Às vésperas de protesto bolsonarista, Congresso impõe derrota ao presidente e cria custo de até R$ 20 bi
Deputados e senadores decidiram na tarde desta quarta-feira (11) derrubar um veto do presidente Jair Bolsonaro (sem partido) e colocar em vigor um projeto de lei que aumenta o número de pessoas com direito ao Benefício de Prestação Continuada (BPC).
A derrubada do veto representa uma derrota política para o governo e acontece num momento de tensão entre Executivo e Legislativo por conta dos protestos convocados para este domingo (15). Bolsonaro incentivou seus apoiadores a participarem do ato, que tem o Congresso entre seus alvos — embora o presidente negue.
Segundo o Ministério da Economia, a derrubada do veto nesta tarde aumentará em R$ 23,3 bilhões por ano os gastos obrigatórios da União.
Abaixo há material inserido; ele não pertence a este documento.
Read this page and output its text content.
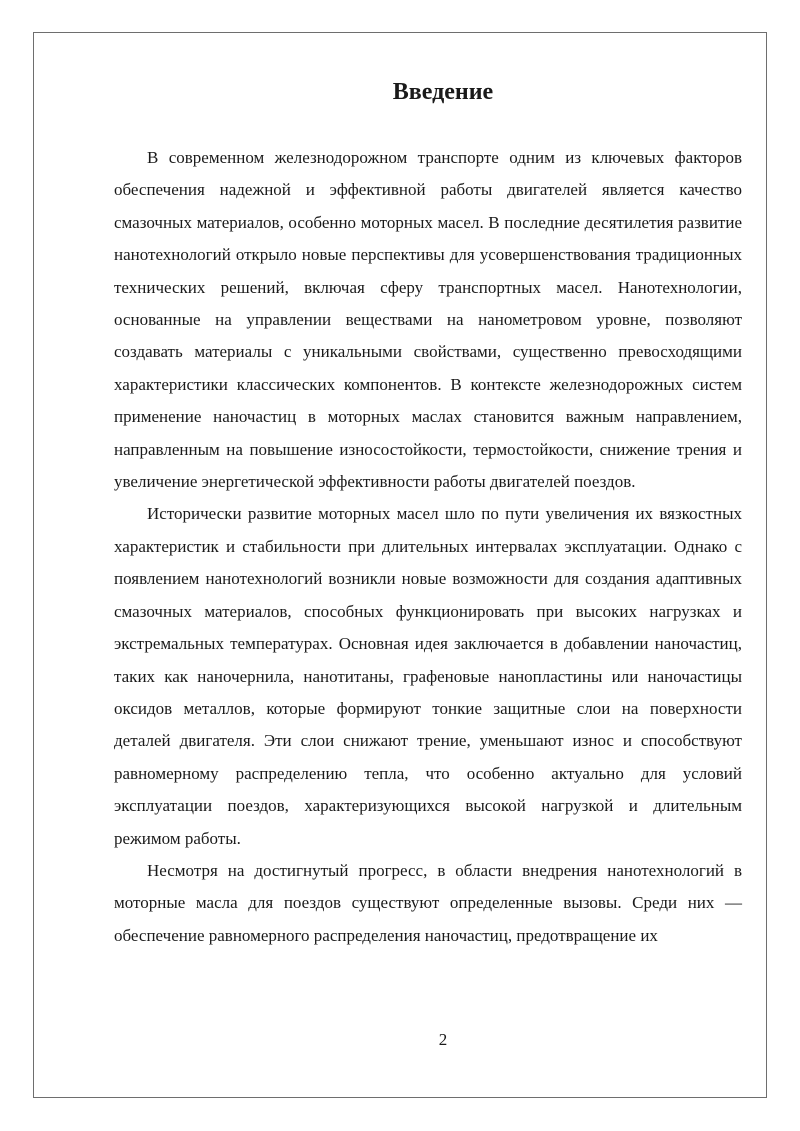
Введение

В современном железнодорожном транспорте одним из ключевых факторов обеспечения надежной и эффективной работы двигателей является качество смазочных материалов, особенно моторных масел. В последние десятилетия развитие нанотехнологий открыло новые перспективы для усовершенствования традиционных технических решений, включая сферу транспортных масел. Нанотехнологии, основанные на управлении веществами на нанометровом уровне, позволяют создавать материалы с уникальными свойствами, существенно превосходящими характеристики классических компонентов. В контексте железнодорожных систем применение наночастиц в моторных маслах становится важным направлением, направленным на повышение износостойкости, термостойкости, снижение трения и увеличение энергетической эффективности работы двигателей поездов.

Исторически развитие моторных масел шло по пути увеличения их вязкостных характеристик и стабильности при длительных интервалах эксплуатации. Однако с появлением нанотехнологий возникли новые возможности для создания адаптивных смазочных материалов, способных функционировать при высоких нагрузках и экстремальных температурах. Основная идея заключается в добавлении наночастиц, таких как наночернила, нанотитаны, графеновые нанопластины или наночастицы оксидов металлов, которые формируют тонкие защитные слои на поверхности деталей двигателя. Эти слои снижают трение, уменьшают износ и способствуют равномерному распределению тепла, что особенно актуально для условий эксплуатации поездов, характеризующихся высокой нагрузкой и длительным режимом работы.

Несмотря на достигнутый прогресс, в области внедрения нанотехнологий в моторные масла для поездов существуют определенные вызовы. Среди них — обеспечение равномерного распределения наночастиц, предотвращение их

2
Já a oposição no Congresso afirma que os gastos serão bem menores, de cerca de R$ 9 bilhões anuais.
O BPC é destinado a idosos e pessoas com deficiência em situação de pobreza. Com a mudança aprovada pelo Congresso, passarão a ter direito ao benefício pessoas cujas famílias tenham renda per capita inferior a meio salário mínimo (R$ 519,5, no valor atual). Antes, o limite era mais restritivo: a renda per capita precisava ser inferior a um quarto de salário mínimo (R$ 259,75).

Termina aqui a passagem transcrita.